A very bad thing --- for a wife and mother, the worst possible thing --- happens right at the halfway mark of Every Last One, and if I tell you what it is, I'll ruin the first half of the book and maybe more.
So forgive me if I'm obscure here. Anna Quindlen is a writer-and-a-half --- a Pulitzer Prize-winner for her columns in The New York Times, beloved author of half a dozen novels --- and she has a smart, loyal audience of women who, as it turns out, are also the core of my readership. Slow I may be, stupid not. No spoilers lie ahead.
Mary Beth Latham, the novel's narrator and main character, is an ordinary woman who makes a big deal of her ordinary status: suburban, white, married, three teenage kids. "This is my life" --- the first line of the book ---- launches a litany of the start of her day. Alarm at 5:30 (her husband, an eye doctor, sleeps on). On with the robe ("printed cotton in the summer, tufted chenille for the winter"). The coffeemaker clicks as she leaves the bathroom. Newspaper on the back step. Dog out of the kennel and into a bowl of kibbles. Wake kids. Off to work.
"One day I was a freelance copy editor," she tells us. "Then I had three children, then I took a master gardening class, then I started a landscaping business. The business is successful."
Yes, you know this woman. Maybe you are this woman. Then it may be very familiar to you that the problems are buried, that the family moves from one surface intimacy to the next, that Mary Beth feels blessed:
I never thought anything really bad would happen. It was all the good things that seemed real to me --- where they'd go off to college and where they'd live and what my grandchildren would call me.
Quindlen is sensationally good at showing how life can be a celebration of the daily ritual, but she does it far too long. (Women may disagree; a complicated but loving family with no greater problems than one depressed kid and a daughter's clinging boyfriend could be catnip for a lot of readers.) After a while, I started skimming --- I actually wanted to get the Very Bad Thing.

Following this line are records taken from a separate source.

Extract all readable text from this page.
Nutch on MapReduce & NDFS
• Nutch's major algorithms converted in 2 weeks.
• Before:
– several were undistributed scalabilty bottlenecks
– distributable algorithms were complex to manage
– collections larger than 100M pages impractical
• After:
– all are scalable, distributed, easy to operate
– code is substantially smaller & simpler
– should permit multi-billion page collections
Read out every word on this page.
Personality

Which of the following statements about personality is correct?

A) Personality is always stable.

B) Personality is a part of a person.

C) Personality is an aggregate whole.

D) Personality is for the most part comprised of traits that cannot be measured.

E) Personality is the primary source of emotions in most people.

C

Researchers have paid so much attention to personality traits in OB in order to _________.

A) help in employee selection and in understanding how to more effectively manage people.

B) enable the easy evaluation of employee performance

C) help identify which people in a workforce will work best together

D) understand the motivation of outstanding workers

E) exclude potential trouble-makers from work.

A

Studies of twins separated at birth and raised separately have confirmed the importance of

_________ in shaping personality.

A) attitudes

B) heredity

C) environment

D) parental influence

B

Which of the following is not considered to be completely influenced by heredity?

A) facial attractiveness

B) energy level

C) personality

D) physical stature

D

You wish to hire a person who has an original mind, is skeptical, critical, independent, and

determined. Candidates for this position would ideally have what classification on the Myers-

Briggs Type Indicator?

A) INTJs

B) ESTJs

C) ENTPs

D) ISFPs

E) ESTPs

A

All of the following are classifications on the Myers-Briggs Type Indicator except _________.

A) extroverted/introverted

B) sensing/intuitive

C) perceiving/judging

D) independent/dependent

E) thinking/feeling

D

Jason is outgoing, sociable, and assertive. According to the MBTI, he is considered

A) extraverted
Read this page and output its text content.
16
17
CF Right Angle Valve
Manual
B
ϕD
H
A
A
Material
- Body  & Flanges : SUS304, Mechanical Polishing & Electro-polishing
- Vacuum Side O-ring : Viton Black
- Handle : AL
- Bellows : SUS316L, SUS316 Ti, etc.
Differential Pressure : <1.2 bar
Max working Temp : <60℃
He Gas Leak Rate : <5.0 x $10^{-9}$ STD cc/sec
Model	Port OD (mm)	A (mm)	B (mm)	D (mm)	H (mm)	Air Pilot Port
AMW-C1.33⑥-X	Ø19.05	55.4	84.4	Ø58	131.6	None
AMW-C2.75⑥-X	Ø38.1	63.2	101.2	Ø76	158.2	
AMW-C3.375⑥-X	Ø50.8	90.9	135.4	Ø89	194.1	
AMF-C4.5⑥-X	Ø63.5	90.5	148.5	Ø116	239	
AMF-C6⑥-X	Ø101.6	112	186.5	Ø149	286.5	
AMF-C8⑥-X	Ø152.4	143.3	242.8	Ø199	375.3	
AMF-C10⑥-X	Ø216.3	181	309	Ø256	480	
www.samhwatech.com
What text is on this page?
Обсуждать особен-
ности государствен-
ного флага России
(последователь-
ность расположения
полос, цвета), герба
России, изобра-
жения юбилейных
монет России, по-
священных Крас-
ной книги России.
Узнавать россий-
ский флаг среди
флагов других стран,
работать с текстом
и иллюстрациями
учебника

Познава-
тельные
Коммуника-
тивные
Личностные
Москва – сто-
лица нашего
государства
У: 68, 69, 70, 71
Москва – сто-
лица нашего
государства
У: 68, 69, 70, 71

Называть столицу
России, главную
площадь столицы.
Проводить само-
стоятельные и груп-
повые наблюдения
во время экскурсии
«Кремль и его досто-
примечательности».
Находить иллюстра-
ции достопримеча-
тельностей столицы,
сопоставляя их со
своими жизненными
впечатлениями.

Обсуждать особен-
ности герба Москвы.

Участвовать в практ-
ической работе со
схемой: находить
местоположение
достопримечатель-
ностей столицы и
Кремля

After the Very Bad Thing, I was pretty much a mess. Flaubert wept as he wrote the death of Bovary; I imagine Quindlen shed buckets when she broke Mary Beth like a twig and then forced her to go on for another 150 pages. It's tough reading --- some, I'm sure, will find it too tough after the sweetness of the first half --- but astringent. It feels good, sometimes, to cry about people who aren't real.
Here's how talented Anna Quindlen is: She has an "ordinary" woman narrate a wise, closely observed, achingly eloquent book, and you never wonder how Mary Beth could be that smart . Quite a trick. Forty pages shorter, and it would have been a classic trick.